Nuovo colpo alla Mafia, arrestati 11 fiancheggiatori del boss Matteo Messina Denaro

Nella mattinata di martedì 21 dicembre la Squadra mobile di Trapani, nell’ambito dell’operazione Ermes 2, ha arrestato undici fiancheggiatori vicini al boss latitante Matteo Messina Denaro, assestando così un nuovo duro colpo alla mafia. Tra questi il figlio del boss Mariano Agate, Epifanio.

Un nuovo colpo ai danni della cosca mafiosa capeggiata dal boss latitante Matteo Messina Denaro, è stato arrestato dalla Squadra Mobile di Trapani nella mattinata di martedì 20 dicembre. All’alba di martedì, infatti, la vasta operazione antimafia rinominata Ermes 2 ha portato all’arresto di undici fiancheggiatori vicini al clan Denaro, e al sequestro di tre imprese controllate dalla mafia.

Secondo le indagini coordinante dalla Direzione distrettuale antimafia di Palermo il boss Denaro attraverso le tre imprese poste sotto sequestro era in grado di controllare e condizionare gli appalti nella zona del Trapanese. Nella vasta operazione sono stati impegnati circa settanta uomini della polizia di Trapani, Palermo, Mazara del Vallo e Castelvetrano.
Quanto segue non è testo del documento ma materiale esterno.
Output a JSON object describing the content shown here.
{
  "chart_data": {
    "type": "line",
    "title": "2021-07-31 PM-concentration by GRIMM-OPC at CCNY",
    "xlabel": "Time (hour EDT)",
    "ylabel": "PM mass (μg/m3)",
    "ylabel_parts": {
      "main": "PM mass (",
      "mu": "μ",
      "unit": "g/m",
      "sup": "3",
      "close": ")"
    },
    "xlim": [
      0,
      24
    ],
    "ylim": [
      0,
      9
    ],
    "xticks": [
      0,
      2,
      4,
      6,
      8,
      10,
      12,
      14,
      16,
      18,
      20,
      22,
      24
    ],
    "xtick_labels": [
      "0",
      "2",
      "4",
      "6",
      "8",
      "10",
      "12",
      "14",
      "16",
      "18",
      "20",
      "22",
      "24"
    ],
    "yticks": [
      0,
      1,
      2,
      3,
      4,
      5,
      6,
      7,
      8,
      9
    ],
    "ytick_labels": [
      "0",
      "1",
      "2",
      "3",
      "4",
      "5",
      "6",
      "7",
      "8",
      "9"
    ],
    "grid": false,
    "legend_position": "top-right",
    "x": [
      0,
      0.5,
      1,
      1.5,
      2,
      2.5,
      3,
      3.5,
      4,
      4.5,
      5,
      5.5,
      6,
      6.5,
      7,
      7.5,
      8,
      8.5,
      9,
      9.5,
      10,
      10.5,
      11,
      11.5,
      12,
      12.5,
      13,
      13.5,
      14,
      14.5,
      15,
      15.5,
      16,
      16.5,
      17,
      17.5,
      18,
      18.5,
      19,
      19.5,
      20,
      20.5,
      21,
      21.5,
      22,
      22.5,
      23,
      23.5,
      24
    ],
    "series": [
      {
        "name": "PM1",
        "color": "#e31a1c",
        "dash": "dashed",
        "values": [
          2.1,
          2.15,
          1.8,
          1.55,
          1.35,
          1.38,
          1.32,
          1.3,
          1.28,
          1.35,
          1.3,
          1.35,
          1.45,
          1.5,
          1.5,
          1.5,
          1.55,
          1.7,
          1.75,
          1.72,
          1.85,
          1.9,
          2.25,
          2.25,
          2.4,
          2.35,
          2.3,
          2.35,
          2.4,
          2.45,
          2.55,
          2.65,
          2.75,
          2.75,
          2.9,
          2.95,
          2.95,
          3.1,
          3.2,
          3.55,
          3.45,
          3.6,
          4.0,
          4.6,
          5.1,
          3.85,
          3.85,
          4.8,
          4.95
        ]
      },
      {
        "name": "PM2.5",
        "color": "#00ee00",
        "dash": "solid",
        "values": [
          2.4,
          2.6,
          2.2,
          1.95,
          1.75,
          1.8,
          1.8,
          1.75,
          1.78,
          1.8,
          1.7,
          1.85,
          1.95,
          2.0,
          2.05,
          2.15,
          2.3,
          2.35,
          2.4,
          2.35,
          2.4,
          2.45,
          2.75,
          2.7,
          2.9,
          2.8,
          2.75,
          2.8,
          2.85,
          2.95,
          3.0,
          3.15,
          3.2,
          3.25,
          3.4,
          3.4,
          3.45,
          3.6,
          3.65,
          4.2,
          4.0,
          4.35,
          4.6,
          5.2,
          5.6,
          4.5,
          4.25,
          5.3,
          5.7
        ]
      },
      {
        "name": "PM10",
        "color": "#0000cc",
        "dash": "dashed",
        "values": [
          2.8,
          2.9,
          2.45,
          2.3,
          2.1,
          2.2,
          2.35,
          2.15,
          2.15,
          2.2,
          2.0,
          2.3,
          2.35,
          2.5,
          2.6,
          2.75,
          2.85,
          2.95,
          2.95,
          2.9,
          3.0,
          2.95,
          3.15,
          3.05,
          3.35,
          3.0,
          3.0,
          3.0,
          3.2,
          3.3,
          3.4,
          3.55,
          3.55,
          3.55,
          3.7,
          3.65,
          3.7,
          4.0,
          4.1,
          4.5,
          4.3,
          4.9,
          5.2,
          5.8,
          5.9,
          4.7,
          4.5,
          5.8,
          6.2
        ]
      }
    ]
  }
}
In particolar modo sotto esame degli investigatori vi erano i lavori per la realizzazione del parco eolico di Mazara del Vallo e alcuni lavori di ristrutturazione della struttura ospedaliera.

Colpo alla mafia, sotto la lente gli appalti di Trapani

L’indagine della DDA di Palermo, secondo quanto dichiarato dagli inquirenti, ha fatto venire a galla «i saldi contatti tra il clan mafioso di Mazara del Vallo, retto da Vito Gondola, e quello di Castelvetrano» oltre a svelare «gli accordi per spartirsi gli appalti sotto le direttive del latitante Messina Denaro al quale Gondola si rivolgeva per dirimere le varie controversie insorte». Le imprese posto sotto sequestro, hanno fatto sapere gli inquirenti, «erano direttamente controllate dalle famiglie mafiose attraverso prestanome».

Mafia, tra i fiancheggiatori anche il figlio del boss Mariano Agate

Tra gli undici arrestati nell’operazione Ermes 2 figura anche un nome illustro legato all’ambiente mafioso siciliano. Si tratta del figlio del boss Mariano Agate, Epifanio, gestore di due società che lavorano nel settore della pesca.
Mariano Agate, morto nel 2013, era stato condannato al carcere a vita per la strage di Capaci, e a un’ulteriore ergastolo per sette omicidi, tra qui quelli del giudice Giangiacomo Ciaccio Montalto e di Vito Lipari, sindaco di Castelvetrano (per quest’ultimo fu poi assolto in cassazione). Uomo di riferimento di Totò Riina, Agate nonostante si trovasse in regime di carcere duro, nel 2004 era stato coinvolto in un’indagine per essere riuscito a far arrivare ordini al figlio Epifanio.